Google’s search share was down 0.1 percent to 64.6 percent for August, while AOL’s share was 3 percent compared to 3.1 percent in July. Bing, which tallied 8.9 percent market share in July, had been taking share from Yahoo in June and July but this time Yahoo held steady at 19.3 percent. It appears Bing gouged Google and AOL. TechCrunch has graphics here.
BroadPoint AmTech analyst Benjamin Schachter, who looked at the search share through the lens of the impending search deal between Microsoft and Yahoo, isn’t sounding the klaxon warning to Google just yet. “We remain hesitant to extrapolate this into meaningful long-term share gains for a combined Microsoft and Yahoo.”
Combined, Microsoft and Yahoo command 28.6 percent of the U.S. search share market. While this is still less than half of Google’s share, Microsoft expects to grow its share of search should regulatory bodies bless its July bid to power Yahoo search in 2010.
Users continue to search Google at a good clip. comScore’s measure of search query traffic showed that Google queries were up 22 percent year-over-year and increased 2.4 percent on a month-to-month basis. Overall, the U.S. search engine market’s query growth of 19.2 percent year-over-year is a nice lift from the 15.5 percent year-over-year rate comScore noted in July.
ComScore also released paid click data for August. Total paid clicks across all search engines were down 0.6 percent month-over-month and 13.5 percent from August 2008.
Google’s paid clicks were up 0.4 percent, but down 9.4 percent from the prior year. Yahoo’s paid clicks dipped 5.7 percent from July and 15.9 percent from the period last year. Microsoft’s paid clicks were up 4.7 percent from July, but down 27.2 percent from the August 2008, when Live Search was performing poorly for the company.

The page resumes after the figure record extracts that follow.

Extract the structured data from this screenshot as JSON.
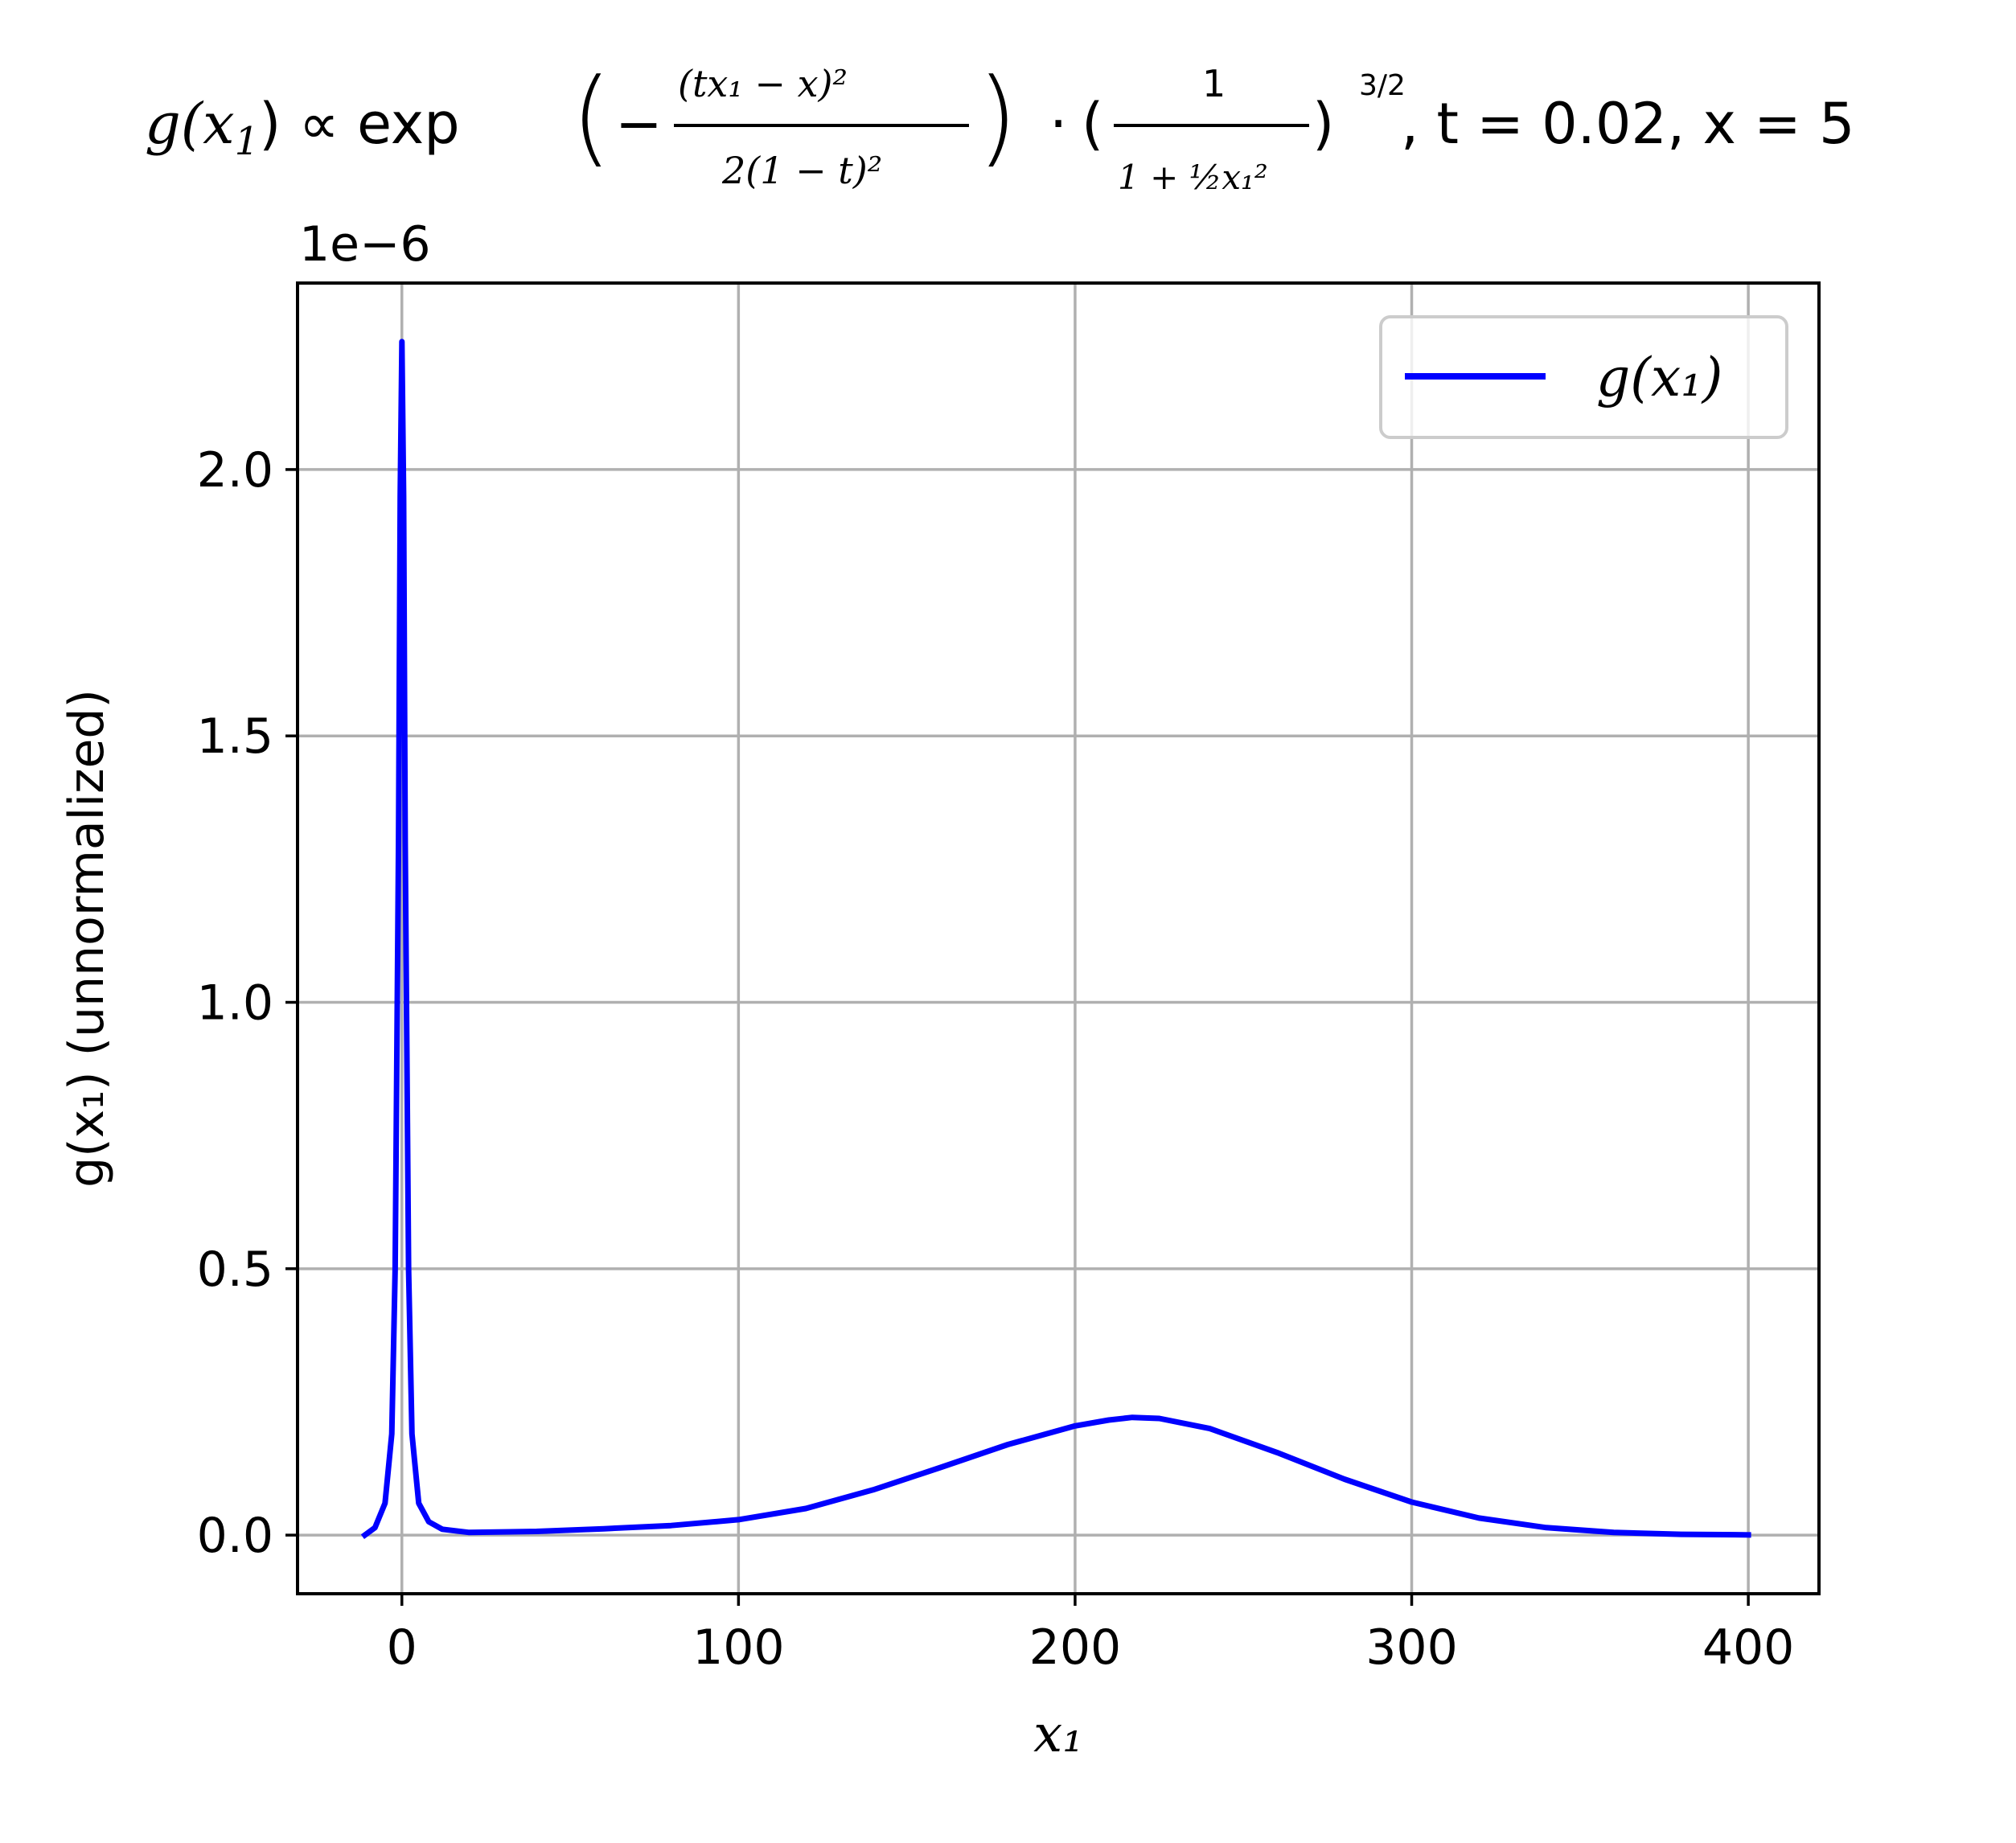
{
  "chart_data": {
    "type": "line",
    "title": {
      "prefix": "g(x",
      "sub1": "1",
      "mid": ") ∝ exp",
      "num": "(tx₁ − x)²",
      "den": "2(1 − t)²",
      "rhs_num": "1",
      "rhs_den": "1 + ½x₁²",
      "exp_frac": "3/2",
      "params": ", t = 0.02, x = 5"
    },
    "offset_text": "1e−6",
    "xlabel": "x₁",
    "ylabel": "g(x₁) (unnormalized)",
    "xlim": [
      -31,
      421
    ],
    "ylim": [
      -0.11,
      2.35
    ],
    "y_scale_factor": 1e-06,
    "xticks": [
      0,
      100,
      200,
      300,
      400
    ],
    "xtick_labels": [
      "0",
      "100",
      "200",
      "300",
      "400"
    ],
    "yticks": [
      0.0,
      0.5,
      1.0,
      1.5,
      2.0
    ],
    "ytick_labels": [
      "0.0",
      "0.5",
      "1.0",
      "1.5",
      "2.0"
    ],
    "grid": true,
    "legend_position": "top-right",
    "series": [
      {
        "name": "g(x₁)",
        "color": "#0000ff",
        "x": [
          -11,
          -8,
          -5,
          -3,
          -2,
          -1,
          -0.5,
          0,
          0.5,
          1,
          2,
          3,
          5,
          8,
          12,
          20,
          40,
          60,
          80,
          100,
          120,
          140,
          160,
          180,
          200,
          210,
          217,
          225,
          240,
          260,
          280,
          300,
          320,
          340,
          360,
          380,
          400
        ],
        "y": [
          0.0,
          0.014,
          0.06,
          0.19,
          0.5,
          1.3,
          1.95,
          2.24,
          1.95,
          1.3,
          0.5,
          0.19,
          0.06,
          0.025,
          0.011,
          0.005,
          0.007,
          0.012,
          0.018,
          0.029,
          0.05,
          0.085,
          0.127,
          0.17,
          0.205,
          0.216,
          0.221,
          0.219,
          0.2,
          0.155,
          0.105,
          0.062,
          0.032,
          0.014,
          0.005,
          0.0015,
          0.0004
        ]
      }
    ]
  }
}
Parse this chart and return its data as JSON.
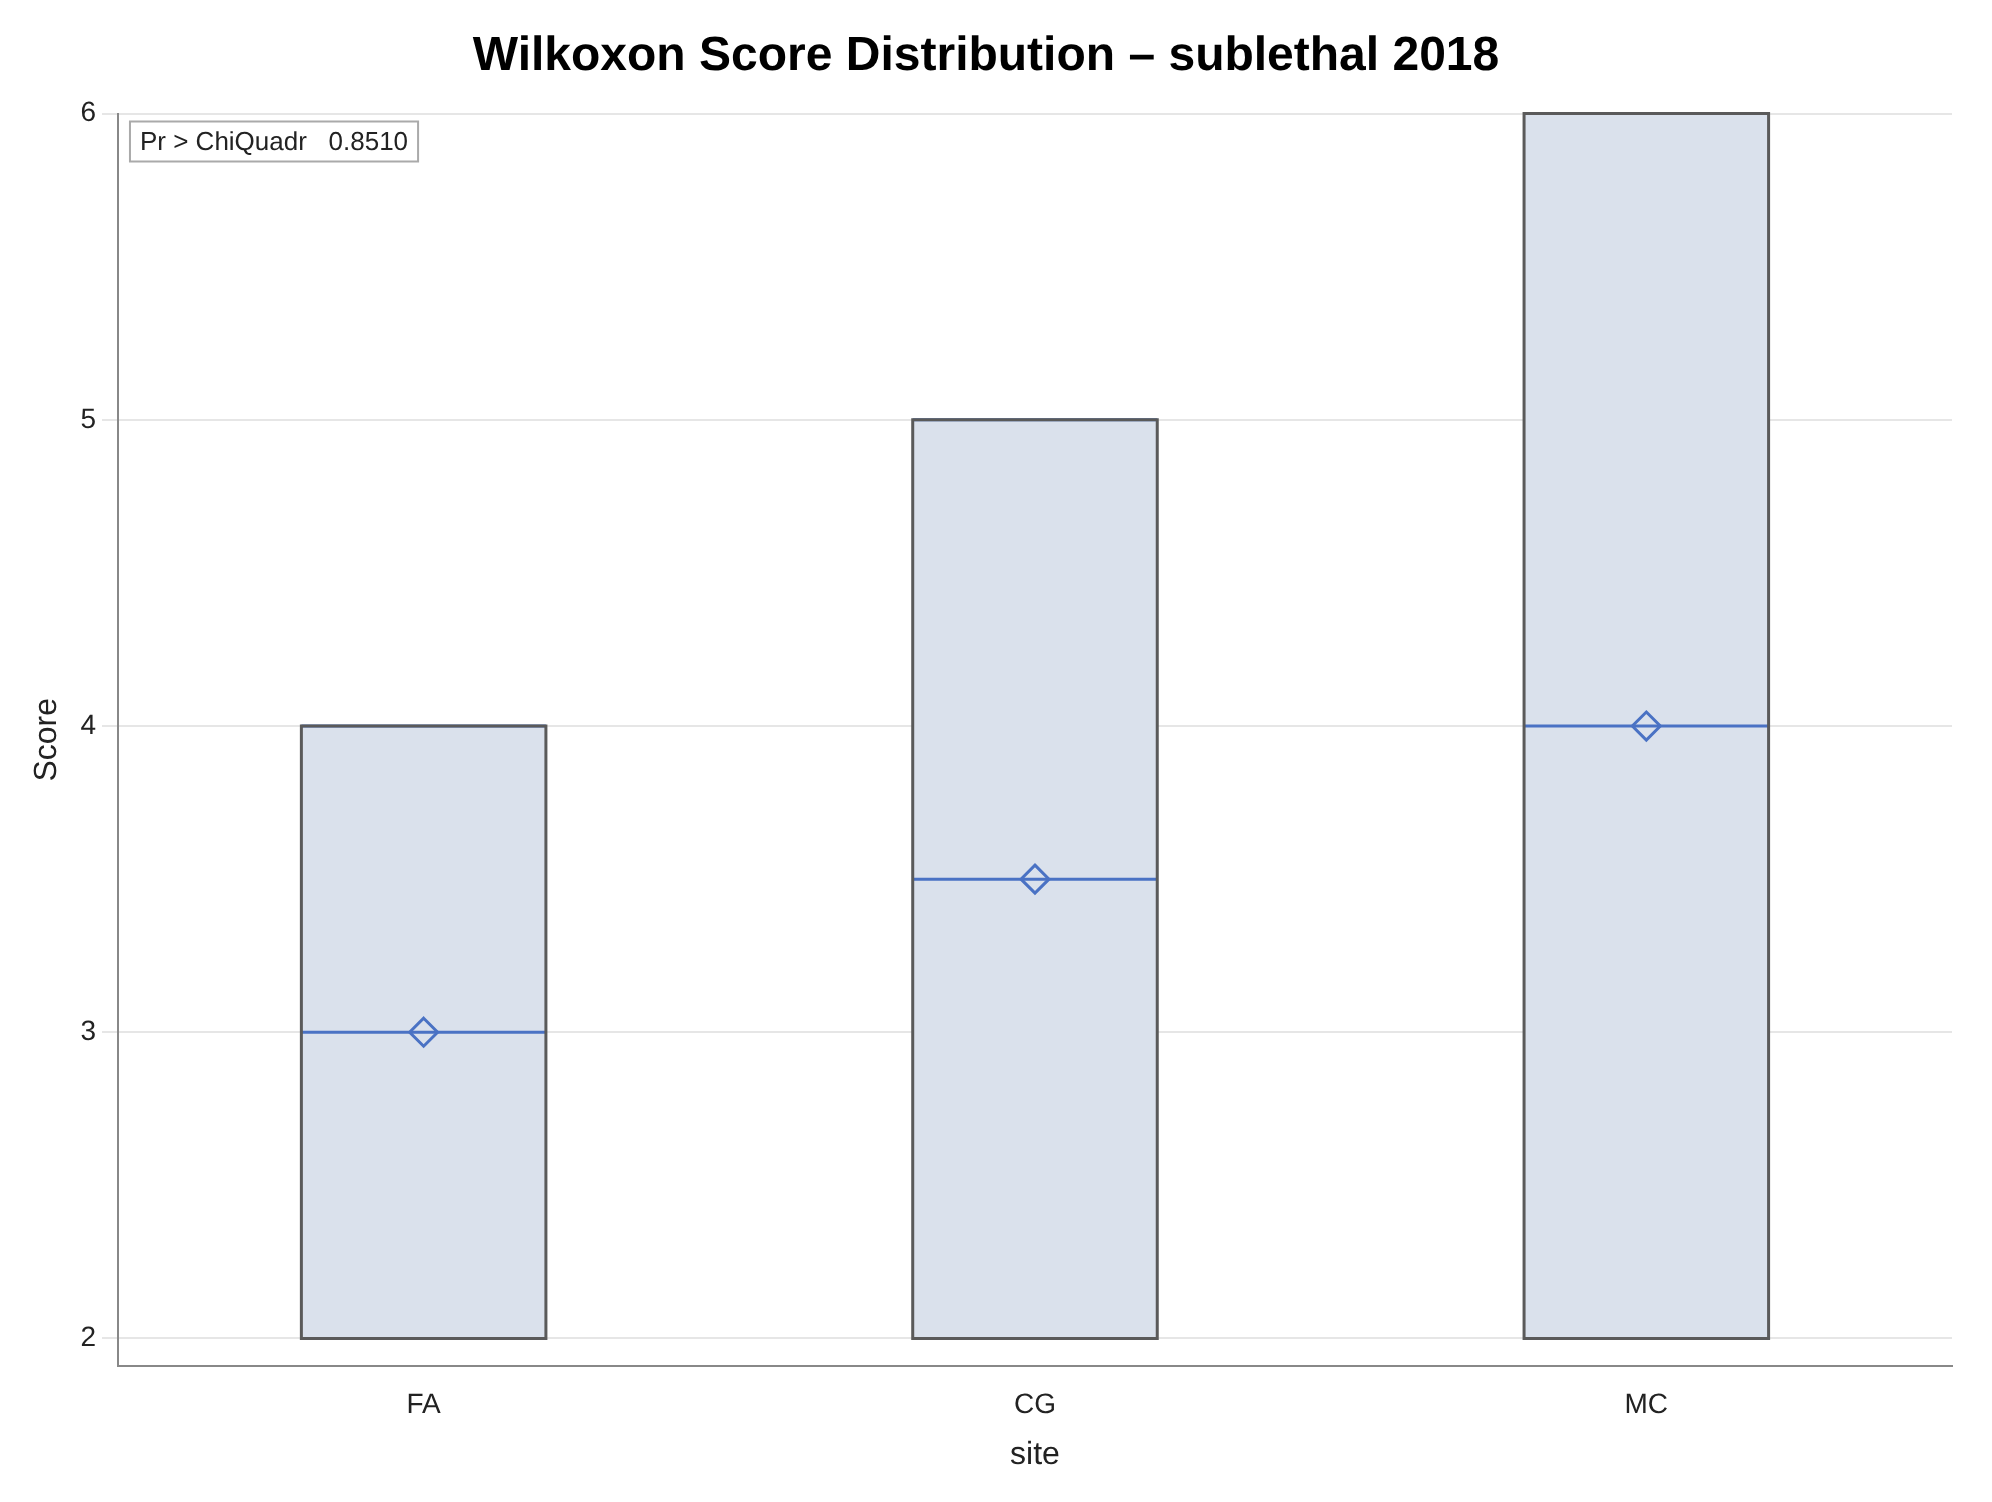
{
  "chart_data": {
    "type": "box",
    "title": "Wilkoxon Score Distribution – sublethal 2018",
    "xlabel": "site",
    "ylabel": "Score",
    "categories": [
      "FA",
      "CG",
      "MC"
    ],
    "boxes": [
      {
        "low": 2,
        "q1": 2,
        "median": 3,
        "q3": 4,
        "high": 4,
        "mean": 3
      },
      {
        "low": 2,
        "q1": 2,
        "median": 3.5,
        "q3": 5,
        "high": 5,
        "mean": 3.5
      },
      {
        "low": 2,
        "q1": 2,
        "median": 4,
        "q3": 6,
        "high": 6,
        "mean": 4
      }
    ],
    "color": "#dae1ec",
    "ylim": [
      1.91,
      6
    ],
    "yticks": [
      2,
      3,
      4,
      5,
      6
    ],
    "grid": "y",
    "marker": "diamond",
    "legend": false,
    "annotations": [
      "Pr > ChiQuadr   0.8510"
    ]
  }
}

Researchers FBR Capital Markets commented on query growth and paid clicks, noting:
“The slight reacceleration in core search query growth is encouraging, but paid search growth is ultimately far more relevant. Those figures have been more stable as comScore’s reported core search growth figures have ebbed and flowed. We continue to believe that sponsored search will be one of the first segments of advertising to recover, with Google by far being the biggest beneficiary.”
Bing meanwhile has been gunning for Google since it rolled out in June. Since its launch, Bing has begun indexing Twitter tweets in real-time and features like Bing and Ping, which lets users share search results. Just last week, the Bing teamlaunched Visual Search, a new way for users to search for content.
Nielsen in its August search share statistics said Microsoft actually commanded 10.7 percent of the market, a month-over-month increase of 22.1 percent.
However, while comScore hinted that Google took the search share hit from Bing in August, Nielsen found Bing’s growth came at the expense of Yahoo, which saw its month-over-month share decrease 4.2 percent to 16 percent.